With the Government easing Foreign Direct Investment (FDI) norms for print media, international magazine brands have made a bee-line for India, making market more competitive for national titles. Apart from non-news magazines, a segment that has seen intense competition from foreign titles is women-centric magazines. As experts believe, while the entry of international titles has widened the advertisers’ portfolio for women’s magazines in India, they have also taken away a huge chunk of the ad-pie that national women magazine brands used to enjoy. exchange4media finds out how media planners and publishers view the future of women’s magazines in India.
With the changing status of women in India and ever growing awareness level, the engagement of women with magazines has grown rapidly the country. However, in recent rounds, the Indian Readership Survey (IRS) has reported decline in readership for most of the women’s magazines.
Premjeet Sodhi, President, The Collaborative, explained that for advertisers, women centric magazines have always played the role of ‘engagement’ with the consumers for specific categories. “The hyper-choice which is now available in many women-centric categories has created a higher need for brands to very finely segment consumers into niches. These magazines allow the brands to address a variety of such niche segment,” noted Sodhi.
As international titles hit Indian newsstands in glossy look with rich colour and content; national magazine brands also renovate themselves to remain in the competition. But do international magazine titles, because of their brand value, attract more advertisers than national titles?
Tilt of Advertisers: International vs National
While a section of experts believe that global advertisers do prefer international magazine titles, in any territory, because of their familiarity with the magazines in international arena. Mohit Joshi, Executive Director - North at MPG, has different opinion to share. Joshi noted that it is not necessarily that advertisers get attracted towards international brands than national. “It is a function of the brand and the TG that we are targeting. A Sarita and Grihashobha cannot be substituted by any other foreign magazine as they have their own loyal domains,” noted he.
Meanwhile, Anant Nath, Director, Delhi Press said that the advertisers are confident on regional magazines because they give them higher eye-balls, attention and value for money.
It is pertinent to mention here that English language magazines attract 5-7 per cent of advertising revenue that the print medium generates annually – the mass focus still remains on national and regional magazines.

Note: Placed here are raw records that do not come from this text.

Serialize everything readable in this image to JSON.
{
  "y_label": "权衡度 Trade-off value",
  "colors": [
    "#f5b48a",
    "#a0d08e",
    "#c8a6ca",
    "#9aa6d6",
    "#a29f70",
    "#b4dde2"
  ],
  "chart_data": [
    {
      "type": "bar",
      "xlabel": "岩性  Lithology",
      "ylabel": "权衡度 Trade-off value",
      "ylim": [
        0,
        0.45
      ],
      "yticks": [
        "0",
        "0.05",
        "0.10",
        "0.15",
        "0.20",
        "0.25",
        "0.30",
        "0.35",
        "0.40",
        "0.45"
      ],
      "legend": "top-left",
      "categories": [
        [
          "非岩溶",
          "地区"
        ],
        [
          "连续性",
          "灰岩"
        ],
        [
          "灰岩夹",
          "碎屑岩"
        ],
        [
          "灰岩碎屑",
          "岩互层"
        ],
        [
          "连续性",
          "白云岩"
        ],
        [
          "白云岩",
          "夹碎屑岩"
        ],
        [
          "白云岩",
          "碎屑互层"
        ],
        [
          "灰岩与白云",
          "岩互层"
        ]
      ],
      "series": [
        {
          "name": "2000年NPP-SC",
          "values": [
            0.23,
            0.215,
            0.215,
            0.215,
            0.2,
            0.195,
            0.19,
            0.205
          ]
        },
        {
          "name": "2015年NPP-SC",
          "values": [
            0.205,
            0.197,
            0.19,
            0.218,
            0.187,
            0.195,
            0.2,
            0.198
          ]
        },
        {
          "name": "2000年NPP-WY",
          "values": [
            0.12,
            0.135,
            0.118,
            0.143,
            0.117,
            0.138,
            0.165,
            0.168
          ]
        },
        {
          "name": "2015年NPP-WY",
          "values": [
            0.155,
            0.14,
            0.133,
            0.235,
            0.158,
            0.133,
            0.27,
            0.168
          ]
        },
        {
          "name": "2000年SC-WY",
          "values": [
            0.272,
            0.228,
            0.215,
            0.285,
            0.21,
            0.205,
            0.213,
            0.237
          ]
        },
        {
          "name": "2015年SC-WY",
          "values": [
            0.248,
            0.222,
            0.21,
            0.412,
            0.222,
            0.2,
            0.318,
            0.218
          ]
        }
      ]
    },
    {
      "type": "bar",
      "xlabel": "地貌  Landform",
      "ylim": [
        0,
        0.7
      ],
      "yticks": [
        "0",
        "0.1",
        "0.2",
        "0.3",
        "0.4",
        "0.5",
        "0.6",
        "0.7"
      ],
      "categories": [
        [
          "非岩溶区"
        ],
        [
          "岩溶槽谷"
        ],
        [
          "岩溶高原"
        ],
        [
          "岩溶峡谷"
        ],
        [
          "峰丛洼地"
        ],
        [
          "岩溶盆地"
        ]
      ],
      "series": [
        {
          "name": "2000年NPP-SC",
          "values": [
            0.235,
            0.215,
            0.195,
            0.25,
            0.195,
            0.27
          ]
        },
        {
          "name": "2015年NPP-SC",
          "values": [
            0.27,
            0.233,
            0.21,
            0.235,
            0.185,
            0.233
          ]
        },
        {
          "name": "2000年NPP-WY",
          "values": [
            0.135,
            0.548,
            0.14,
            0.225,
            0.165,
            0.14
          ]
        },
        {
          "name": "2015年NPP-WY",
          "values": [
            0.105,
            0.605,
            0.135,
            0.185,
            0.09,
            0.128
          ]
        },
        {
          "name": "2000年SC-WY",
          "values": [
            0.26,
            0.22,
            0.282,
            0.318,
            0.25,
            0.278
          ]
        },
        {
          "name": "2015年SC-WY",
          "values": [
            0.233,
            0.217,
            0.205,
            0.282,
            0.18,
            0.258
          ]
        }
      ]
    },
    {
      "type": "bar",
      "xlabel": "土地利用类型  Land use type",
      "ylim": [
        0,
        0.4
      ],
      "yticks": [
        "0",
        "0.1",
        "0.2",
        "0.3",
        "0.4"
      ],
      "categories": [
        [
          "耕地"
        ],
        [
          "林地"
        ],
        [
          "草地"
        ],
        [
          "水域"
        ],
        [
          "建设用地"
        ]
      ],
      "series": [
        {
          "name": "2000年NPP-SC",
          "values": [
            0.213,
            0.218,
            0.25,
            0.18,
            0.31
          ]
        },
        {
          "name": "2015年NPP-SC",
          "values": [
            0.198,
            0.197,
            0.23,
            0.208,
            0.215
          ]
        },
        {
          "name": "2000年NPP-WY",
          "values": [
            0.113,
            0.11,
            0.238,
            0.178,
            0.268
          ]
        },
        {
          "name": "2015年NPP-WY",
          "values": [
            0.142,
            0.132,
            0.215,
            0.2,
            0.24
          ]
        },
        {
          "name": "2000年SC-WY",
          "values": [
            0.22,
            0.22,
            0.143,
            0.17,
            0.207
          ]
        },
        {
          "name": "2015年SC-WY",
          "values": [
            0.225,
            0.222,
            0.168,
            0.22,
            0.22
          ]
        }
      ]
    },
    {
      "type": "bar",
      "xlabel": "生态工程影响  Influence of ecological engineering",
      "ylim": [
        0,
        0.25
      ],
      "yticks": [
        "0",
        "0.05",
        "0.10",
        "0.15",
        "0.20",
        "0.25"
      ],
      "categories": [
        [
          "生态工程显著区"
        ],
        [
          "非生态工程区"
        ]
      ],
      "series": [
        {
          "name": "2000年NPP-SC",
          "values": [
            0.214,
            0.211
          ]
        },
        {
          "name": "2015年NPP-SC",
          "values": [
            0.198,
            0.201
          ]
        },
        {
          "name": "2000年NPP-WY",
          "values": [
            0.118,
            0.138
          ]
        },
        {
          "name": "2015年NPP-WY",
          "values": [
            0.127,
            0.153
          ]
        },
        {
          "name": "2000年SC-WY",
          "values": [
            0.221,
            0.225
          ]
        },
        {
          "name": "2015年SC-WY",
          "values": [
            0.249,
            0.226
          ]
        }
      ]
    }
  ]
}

Nath who publishes women’s magazine Grihshobha and Sarita, stated that from readers’ point of view, there is no impact of international brands on the regional or national brands at all. But he accepted, “International magazines do compete with us in advertising space as ad revenue is being shared by them also.”
Surbhi C Murthy, Associate Vice President, Allied Media, believe, that national magazine those have goodwill and familiarity in country like Femina, Grihshobha, Vanitha among others continue to be fairly popular however the popularity may not reflect in numbers, all the times.
Amid declining readership trends, the good news is that the advertisement pages in women’s magazines have not reduced. Suresh Selveraj, Publishers, Marie Claire, noted, “Competition in the domain is very intense and to grab the ad share is getting tougher. But every magazine has found their own niche even in this segment too. And hence, the volume of advertising in the women- centric magazines have grown year of the year.”
In the same lines, Joshi stated, “There is a clear role that women’s magazines play in the communication mix and hence have always been patronised by the advertisers for the relevant brands.”
Fighting ‘Out of Home’
With newspapers coming up with weekly women supplements, special magazine editions and dedicated pages on fashion, beauty, lifestyle, cooking among others; women’s magazines competing beyond their domain too. Besides, Sodhi noted as the television continues to be a leisure-time-guzzler in India. As increasingly more time being spent out-of-home by females; slowly but surely internet and mobile are also eating into the time of women. All these changes are bound to impact the time spent and affinity for magazines. “As is evidenced in the readership studies – the incidence of regular readership is declining though the variety of readership is certainly going up,” noted he.
Nath of Delhi Press, believe that the role of magazines is undergoing a change with the explosion of new media. “Magazines are becoming more of a information guide for women now and not just being observed as source of entertainment anymore,” he concluded.